After a while concentrating on more abstract stuff I thought I would return to Support Vector Machines. These are primarily classifiers which assign data to one of two categories. E.g. in the picture below, red or blue. Having read up on elementary vector geometry, and more optimisation stuff (through economics) I found the subject much more penetrable.
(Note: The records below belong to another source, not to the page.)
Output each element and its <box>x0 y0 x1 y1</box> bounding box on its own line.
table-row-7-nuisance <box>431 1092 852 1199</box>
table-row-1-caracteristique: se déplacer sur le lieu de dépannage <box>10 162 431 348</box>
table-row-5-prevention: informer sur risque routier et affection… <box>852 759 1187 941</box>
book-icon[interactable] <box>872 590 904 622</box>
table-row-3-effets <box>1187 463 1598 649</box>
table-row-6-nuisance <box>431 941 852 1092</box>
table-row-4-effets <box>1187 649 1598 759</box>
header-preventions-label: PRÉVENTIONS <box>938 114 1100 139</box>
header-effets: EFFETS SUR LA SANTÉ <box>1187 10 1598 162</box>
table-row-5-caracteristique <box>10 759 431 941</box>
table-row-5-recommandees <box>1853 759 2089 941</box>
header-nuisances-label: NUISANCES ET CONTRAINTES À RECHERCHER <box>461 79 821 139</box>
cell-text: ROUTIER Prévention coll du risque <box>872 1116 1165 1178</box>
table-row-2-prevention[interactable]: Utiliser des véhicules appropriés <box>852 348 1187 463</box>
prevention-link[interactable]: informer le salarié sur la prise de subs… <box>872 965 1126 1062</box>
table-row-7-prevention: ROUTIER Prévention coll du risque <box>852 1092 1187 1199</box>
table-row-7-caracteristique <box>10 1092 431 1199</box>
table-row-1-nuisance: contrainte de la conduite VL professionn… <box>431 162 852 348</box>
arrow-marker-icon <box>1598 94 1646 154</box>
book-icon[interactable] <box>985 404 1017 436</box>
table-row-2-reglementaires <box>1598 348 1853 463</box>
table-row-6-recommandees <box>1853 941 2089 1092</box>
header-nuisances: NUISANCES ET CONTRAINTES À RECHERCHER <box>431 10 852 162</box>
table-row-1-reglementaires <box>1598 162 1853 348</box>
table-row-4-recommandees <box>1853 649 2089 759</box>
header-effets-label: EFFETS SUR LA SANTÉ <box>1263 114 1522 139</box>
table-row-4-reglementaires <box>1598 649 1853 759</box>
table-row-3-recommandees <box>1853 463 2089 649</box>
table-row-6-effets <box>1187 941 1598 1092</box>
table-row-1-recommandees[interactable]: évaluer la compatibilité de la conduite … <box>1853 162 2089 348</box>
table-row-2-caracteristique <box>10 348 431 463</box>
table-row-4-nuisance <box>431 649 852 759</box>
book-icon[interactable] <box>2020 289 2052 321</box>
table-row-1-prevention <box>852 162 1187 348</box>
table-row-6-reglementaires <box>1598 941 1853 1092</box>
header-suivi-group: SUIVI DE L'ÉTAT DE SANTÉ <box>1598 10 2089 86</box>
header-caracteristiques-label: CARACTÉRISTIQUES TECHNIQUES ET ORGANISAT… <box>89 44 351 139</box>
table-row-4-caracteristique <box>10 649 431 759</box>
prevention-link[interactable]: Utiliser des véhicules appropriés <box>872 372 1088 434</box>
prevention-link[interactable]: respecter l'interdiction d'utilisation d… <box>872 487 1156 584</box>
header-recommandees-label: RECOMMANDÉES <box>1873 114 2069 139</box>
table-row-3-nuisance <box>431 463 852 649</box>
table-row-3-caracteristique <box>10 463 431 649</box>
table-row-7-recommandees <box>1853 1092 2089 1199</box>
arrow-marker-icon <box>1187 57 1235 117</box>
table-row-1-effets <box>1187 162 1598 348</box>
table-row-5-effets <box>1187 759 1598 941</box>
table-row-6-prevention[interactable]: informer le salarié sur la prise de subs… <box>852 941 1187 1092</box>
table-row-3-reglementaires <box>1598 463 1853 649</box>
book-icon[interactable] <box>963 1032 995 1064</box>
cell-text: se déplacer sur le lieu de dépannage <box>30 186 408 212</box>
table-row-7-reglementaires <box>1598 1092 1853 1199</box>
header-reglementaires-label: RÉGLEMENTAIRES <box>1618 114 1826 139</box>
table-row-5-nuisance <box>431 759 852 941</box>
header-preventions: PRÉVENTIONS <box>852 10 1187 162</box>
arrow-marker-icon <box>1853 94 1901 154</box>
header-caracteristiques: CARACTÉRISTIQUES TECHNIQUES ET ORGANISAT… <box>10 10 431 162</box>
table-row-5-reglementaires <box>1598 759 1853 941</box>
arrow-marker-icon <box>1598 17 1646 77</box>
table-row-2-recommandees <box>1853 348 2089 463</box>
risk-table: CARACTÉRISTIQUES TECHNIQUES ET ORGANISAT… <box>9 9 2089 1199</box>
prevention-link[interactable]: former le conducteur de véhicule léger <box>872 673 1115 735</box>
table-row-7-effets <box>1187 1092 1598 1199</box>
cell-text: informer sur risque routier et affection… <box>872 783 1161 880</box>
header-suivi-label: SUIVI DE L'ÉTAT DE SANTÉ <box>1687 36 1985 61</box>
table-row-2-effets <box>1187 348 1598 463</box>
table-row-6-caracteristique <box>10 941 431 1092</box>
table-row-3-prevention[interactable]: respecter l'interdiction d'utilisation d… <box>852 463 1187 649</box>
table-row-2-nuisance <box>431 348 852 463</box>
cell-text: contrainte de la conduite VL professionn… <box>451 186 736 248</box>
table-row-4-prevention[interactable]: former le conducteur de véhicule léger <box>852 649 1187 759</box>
PyML is pretty easy to get hold of and install. Don't expect much in the way of documentation though. These are my notes on how to wring something visible out of it as a 'Hello World' use of SVM. Now after writing some code to generate a data set (more on that below), the following few lines get us to a visible output:
from PyML import * from PyML.demo import demo2d mu=[array([1,-2,3,-3]),array([-2,3,-1,3])] data = transformed_gauss( 150, f2, mu ) data.attachKernel( 'Gaussian' ) s = SVM() s.train( data ) demo2d.setData( data ) demo2d.decisionSurface( s )
You can then use cross validation method to get an estimate on the classifier's performance:
In [36]: s.cv(data)
[...]
Confusion Matrix:
Given labels:
0 1
0 52 23
1 22 53
Here's the code used to generate the data. I wanted something a bit messier than the inbuilt data, and something amenable to 2d visualisation. The code is to generate a set of 4-dimensional Gaussians, and then map them on to two dimensions. My thought was to take a data set that is linearly separable in its original dimensionality, distort it down, then see how easily SVM can restore the separation.
from pylab import *
from PyML import *
from PyML.demo import demo2d
def gauss_data( N, mu ):
p = mu[0].shape[0]
N = N + N%2 #make N divisible by two
X = []
Y = []
for i in range(N):
#select a random class
class_index = randint(0,2)
#create a new X point -> a p-dimensional Gaussian with mean of that class
X.append( randn(p) + mu[class_index] )
#create the new Y point -> 1 if from mu[1], -1 if from mu[0]
Y.append( str(class_index) )
return X, Y
f2 = lambda x: array([ sin(x[0] + x[1] ), cos( x[2] + x[3] ) ])
def transform( X, f ):
return [f(x) for x in X]
def transformed_gauss( N, f, mu):
X, Y = gauss_data( N, mu )
Z = transform( X, f )
D = VectorDataSet( Z, L=Y )
return D
My other tip on PyML is that it likes to contstruct DataSet instances with the label list as strings.